#ubuntu-eu 2011-01-19
<jpds> zed_: Is it known that eshu isn't updating it's noris.net slaves?
#ubuntu-eu 2011-01-20
<Agafonov> hi! is nsset still working? ;)
<apollo13> Agafonov: on ubuntu 8.04 probably, I suggest using nsupdate
<Agafonov> apollo13: it said NOERROR but noris servers are not updated
<apollo13> hmk
<apollo13> lemme check
<Agafonov> thanks!
<apollo13> Agafonov: okay, tell me what you want to do and I show you what to do
<apollo13> or what you tried
<Agafonov> I'm trying to update A record
<apollo13> updating noris takes some minutes, have to check with matthias if it really happened, so what's the subdomain you are trying to add?
<Agafonov> ./nsset -z ubuntu.ru -u kuban.ubuntu.ru
<Agafonov> A 81.177.6.215
<Agafonov> ^D
<Agafonov> NOERROR
<apollo13> ok eshu updated it, when did you do that?
<Agafonov> 35 minutes ago
<Agafonov> it was much faster last time I did the same
<apollo13> Agafonov: will get back to you as soon as I know more, try to stay here ;)
#ubuntu-eu 2011-01-21
<apollo13> Agafonov:  dig kuban.ubuntu.ru @dns1.noris.net looks okay?
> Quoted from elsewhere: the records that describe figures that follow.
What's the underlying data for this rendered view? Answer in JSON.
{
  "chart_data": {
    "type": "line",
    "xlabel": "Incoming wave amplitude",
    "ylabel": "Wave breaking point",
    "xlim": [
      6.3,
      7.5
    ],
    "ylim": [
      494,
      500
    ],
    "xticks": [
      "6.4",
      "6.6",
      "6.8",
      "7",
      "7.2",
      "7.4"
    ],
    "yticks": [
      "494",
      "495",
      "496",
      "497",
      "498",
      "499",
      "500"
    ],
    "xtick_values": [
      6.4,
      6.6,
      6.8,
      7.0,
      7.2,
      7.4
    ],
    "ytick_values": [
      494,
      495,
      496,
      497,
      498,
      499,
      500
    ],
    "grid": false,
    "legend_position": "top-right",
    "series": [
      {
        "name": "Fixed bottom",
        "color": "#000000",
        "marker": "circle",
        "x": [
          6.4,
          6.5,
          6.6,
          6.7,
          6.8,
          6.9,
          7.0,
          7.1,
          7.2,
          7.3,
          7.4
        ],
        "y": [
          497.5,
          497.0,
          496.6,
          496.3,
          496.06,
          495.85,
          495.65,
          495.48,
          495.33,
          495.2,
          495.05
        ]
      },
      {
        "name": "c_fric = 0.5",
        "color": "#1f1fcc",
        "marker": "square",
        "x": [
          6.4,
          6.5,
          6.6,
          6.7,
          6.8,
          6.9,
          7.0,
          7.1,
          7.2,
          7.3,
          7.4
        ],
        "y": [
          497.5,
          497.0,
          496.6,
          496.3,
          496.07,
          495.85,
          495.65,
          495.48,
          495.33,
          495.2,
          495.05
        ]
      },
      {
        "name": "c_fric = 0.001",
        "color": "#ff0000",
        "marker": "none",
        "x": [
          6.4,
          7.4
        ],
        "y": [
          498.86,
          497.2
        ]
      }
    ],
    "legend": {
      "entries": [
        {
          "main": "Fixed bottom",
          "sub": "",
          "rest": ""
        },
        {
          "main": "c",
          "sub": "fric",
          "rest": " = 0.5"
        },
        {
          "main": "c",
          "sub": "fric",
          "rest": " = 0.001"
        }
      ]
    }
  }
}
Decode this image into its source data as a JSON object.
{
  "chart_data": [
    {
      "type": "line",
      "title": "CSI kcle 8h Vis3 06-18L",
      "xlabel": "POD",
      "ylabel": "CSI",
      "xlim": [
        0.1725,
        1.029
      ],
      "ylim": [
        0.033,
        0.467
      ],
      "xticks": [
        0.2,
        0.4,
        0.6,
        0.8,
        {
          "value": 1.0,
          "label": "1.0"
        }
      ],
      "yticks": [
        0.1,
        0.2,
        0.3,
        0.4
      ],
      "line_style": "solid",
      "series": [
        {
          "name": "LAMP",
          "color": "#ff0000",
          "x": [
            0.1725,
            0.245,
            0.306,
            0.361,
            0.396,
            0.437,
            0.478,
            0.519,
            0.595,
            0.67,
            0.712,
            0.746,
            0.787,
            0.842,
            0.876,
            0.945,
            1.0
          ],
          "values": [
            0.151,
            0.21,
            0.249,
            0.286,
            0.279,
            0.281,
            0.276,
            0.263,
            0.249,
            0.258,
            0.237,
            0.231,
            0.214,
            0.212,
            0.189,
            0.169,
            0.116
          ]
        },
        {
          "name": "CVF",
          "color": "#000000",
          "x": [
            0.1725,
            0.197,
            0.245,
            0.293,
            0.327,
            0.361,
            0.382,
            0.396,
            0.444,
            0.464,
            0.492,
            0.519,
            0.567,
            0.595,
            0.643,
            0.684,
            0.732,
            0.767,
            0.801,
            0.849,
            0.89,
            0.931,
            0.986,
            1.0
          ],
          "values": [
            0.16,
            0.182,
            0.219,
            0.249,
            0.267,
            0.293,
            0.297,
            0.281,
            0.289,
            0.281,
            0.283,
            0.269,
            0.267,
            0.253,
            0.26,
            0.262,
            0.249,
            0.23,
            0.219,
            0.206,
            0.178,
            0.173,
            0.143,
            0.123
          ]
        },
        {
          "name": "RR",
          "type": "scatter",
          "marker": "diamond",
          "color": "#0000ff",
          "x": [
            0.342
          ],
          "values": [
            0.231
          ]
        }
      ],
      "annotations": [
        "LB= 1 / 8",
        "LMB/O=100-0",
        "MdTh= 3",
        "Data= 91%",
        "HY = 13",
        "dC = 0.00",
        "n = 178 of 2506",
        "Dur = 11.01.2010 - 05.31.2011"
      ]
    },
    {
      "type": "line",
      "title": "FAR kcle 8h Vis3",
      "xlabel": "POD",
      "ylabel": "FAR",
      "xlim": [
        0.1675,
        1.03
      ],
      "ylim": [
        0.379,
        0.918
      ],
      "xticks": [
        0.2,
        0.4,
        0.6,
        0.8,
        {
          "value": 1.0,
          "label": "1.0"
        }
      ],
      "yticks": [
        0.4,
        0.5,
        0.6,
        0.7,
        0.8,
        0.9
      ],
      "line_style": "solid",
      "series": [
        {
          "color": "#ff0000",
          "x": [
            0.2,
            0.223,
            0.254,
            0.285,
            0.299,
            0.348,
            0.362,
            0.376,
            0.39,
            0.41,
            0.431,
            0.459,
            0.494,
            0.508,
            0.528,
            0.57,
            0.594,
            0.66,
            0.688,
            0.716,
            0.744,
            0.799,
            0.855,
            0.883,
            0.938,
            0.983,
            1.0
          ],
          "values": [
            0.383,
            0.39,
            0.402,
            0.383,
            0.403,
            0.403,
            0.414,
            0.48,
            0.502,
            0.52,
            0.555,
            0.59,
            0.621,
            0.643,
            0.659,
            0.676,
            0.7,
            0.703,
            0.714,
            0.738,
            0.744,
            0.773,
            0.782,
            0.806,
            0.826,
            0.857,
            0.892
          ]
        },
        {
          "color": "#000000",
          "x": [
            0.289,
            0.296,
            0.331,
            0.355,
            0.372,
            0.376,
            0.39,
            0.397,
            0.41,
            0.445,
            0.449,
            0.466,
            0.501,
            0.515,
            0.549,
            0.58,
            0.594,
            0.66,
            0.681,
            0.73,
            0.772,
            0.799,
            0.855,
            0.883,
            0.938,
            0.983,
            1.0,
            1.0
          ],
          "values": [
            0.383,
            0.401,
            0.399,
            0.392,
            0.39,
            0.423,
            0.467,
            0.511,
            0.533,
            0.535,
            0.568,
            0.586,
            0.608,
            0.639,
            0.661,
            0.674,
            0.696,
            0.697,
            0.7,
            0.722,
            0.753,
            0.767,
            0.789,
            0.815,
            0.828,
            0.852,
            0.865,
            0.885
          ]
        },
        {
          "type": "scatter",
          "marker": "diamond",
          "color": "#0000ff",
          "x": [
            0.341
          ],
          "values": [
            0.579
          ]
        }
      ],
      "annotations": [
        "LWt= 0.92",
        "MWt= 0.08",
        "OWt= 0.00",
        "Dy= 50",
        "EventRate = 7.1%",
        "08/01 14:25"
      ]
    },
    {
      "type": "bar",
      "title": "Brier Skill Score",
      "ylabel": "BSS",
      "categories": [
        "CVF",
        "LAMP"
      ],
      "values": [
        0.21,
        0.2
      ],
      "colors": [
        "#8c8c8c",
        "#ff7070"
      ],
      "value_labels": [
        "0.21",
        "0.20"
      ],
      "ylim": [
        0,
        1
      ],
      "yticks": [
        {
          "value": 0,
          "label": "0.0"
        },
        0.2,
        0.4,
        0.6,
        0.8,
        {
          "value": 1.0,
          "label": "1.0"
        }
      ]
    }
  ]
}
I guess it should work again from now on^^
<Agafonov> apollo13: wow, thanks!!! ;)
<zed_> apollo13: you should see eshu notifying noris' dns servers in the logs...
<apollo13> zed_: I do, since today ;)
#ubuntu-eu 2014-01-14
<zed> pou/clear
#ubuntu-eu 2014-01-18
<zed_> pouet